Le président des Républicains et candidat à l'élection présidentielle Bruno Retailleau était l'invité de La Grande interview Europe 1-CNews ce mercredi matin. Au micro de Laurence Ferrari, il critique le choix des dates de la prochaine élection présidentielle, annoncé ce mardi.
Les dates sont désormais connues. La prochaine élection présidentielle aura lieu les 18 avril et 2 mai 2027. Des dates qui seront officialisées dans quelques heures lors du Conseil des ministres ce mercredi. Des dates qui font polémiques, alors que le second tour du scrutin aura lieu le lendemain du 1er mai, journée de la fête du travail et journée marquée par les défilés des syndicats.

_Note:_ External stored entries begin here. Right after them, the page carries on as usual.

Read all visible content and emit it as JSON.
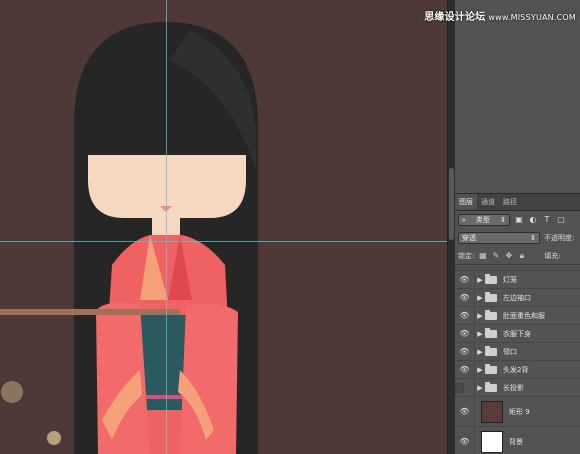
{
  "watermark": {
    "text": "思缘设计论坛",
    "site": "www.MISSYUAN.COM"
  },
  "panel": {
    "tabs": [
      "图层",
      "通道",
      "路径"
    ],
    "active_tab": 0,
    "filter_label": "类型",
    "blend_mode": "穿透",
    "opacity_label": "不透明度:",
    "lock_label": "锁定:",
    "fill_label": "填充:"
  },
  "layers": [
    {
      "name": "灯笼",
      "type": "group",
      "visible": true
    },
    {
      "name": "左边袖口",
      "type": "group",
      "visible": true
    },
    {
      "name": "肚面重色和服",
      "type": "group",
      "visible": true
    },
    {
      "name": "衣服下身",
      "type": "group",
      "visible": true
    },
    {
      "name": "领口",
      "type": "group",
      "visible": true
    },
    {
      "name": "头发2背",
      "type": "group",
      "visible": true
    },
    {
      "name": "长投影",
      "type": "group",
      "visible": false
    },
    {
      "name": "矩形 9",
      "type": "shape",
      "visible": true,
      "thumb_color": "#5a3a3a"
    },
    {
      "name": "背景",
      "type": "layer",
      "visible": true,
      "thumb_color": "#ffffff"
    }
  ],
  "colors": {
    "canvas_bg": "#4f3838",
    "hair": "#262626",
    "skin": "#f5d8bf",
    "kimono": "#f06262",
    "guide": "#5fc6c6"
  }
}
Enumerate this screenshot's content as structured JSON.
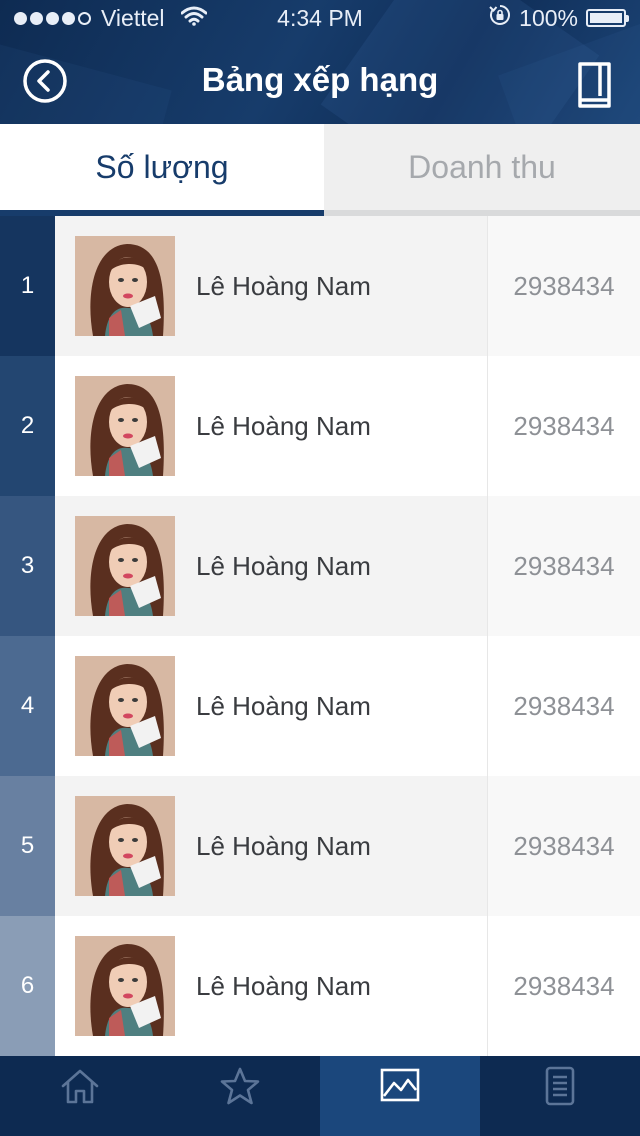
{
  "status_bar": {
    "carrier": "Viettel",
    "time": "4:34 PM",
    "battery": "100%",
    "signal_bars": 4,
    "signal_total": 5
  },
  "nav": {
    "title": "Bảng xếp hạng",
    "left_icon": "back-circle-icon",
    "right_icon": "book-icon"
  },
  "tabs": [
    {
      "label": "Số lượng",
      "active": true
    },
    {
      "label": "Doanh thu",
      "active": false
    }
  ],
  "ranking": [
    {
      "rank": "1",
      "name": "Lê Hoàng Nam",
      "score": "2938434"
    },
    {
      "rank": "2",
      "name": "Lê Hoàng Nam",
      "score": "2938434"
    },
    {
      "rank": "3",
      "name": "Lê Hoàng Nam",
      "score": "2938434"
    },
    {
      "rank": "4",
      "name": "Lê Hoàng Nam",
      "score": "2938434"
    },
    {
      "rank": "5",
      "name": "Lê Hoàng Nam",
      "score": "2938434"
    },
    {
      "rank": "6",
      "name": "Lê Hoàng Nam",
      "score": "2938434"
    }
  ],
  "rank_colors": [
    "#15355f",
    "#234671",
    "#365680",
    "#4c6a91",
    "#6880a1",
    "#8a9db6"
  ],
  "bottom_nav": [
    {
      "icon": "home-icon",
      "active": false
    },
    {
      "icon": "star-icon",
      "active": false
    },
    {
      "icon": "chart-icon",
      "active": true
    },
    {
      "icon": "document-icon",
      "active": false
    }
  ],
  "colors": {
    "primary": "#173c6b",
    "bottom_bar": "#0d2a51",
    "bottom_bar_active": "#1b477c"
  }
}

Invité ce mercredi matin sur le plateau de La Grande interview Europe 1-CNews, le président des Républicains et candidat à l'élection présidentielle fustige cette décision. "Ce choix des dates n'est pas neutre", insiste-t-il face à Laurence Ferrari.
"Le choix du gouvernement a été le choix de la gauche"
"Je m'inscris contre ce choix car il y a une règle : la campagne prend fin le vendredi soir, avant chaque date de scrutin. Or, la vieille du second tour, ce sera le 1er mai. Qu'on ne me fasse pas croire que dans les cortèges, dans les prises de positions, il n'y aura pas un écho politique. Il y a peut-être une stratégie du chaos" dans ce choix, poursuit le sénateur.
"On le voit bien, il y a peu de 1er mai qui se passe calement. il y a toujours une montée en pression et avec parfois des débordements. Vous imaginez la veille d'un second tour ? J'espère que ce ne sera pas un second tour avec les deux ailes radicales", confie l'ancien ministre de l'Intérieur.
"Une fois de plus, ce gouvernement a obtempéré, et le choix du gouvernement, ça a été le choix de la gauche, parce que la gauche pense qu'un second tour après le 1er mai, ça l'avantagera. Mais je m'inscris en faux. Ce choix n'est pas un choix neutre, ça n'est pas normal sur le plan démocratique", conclut-il.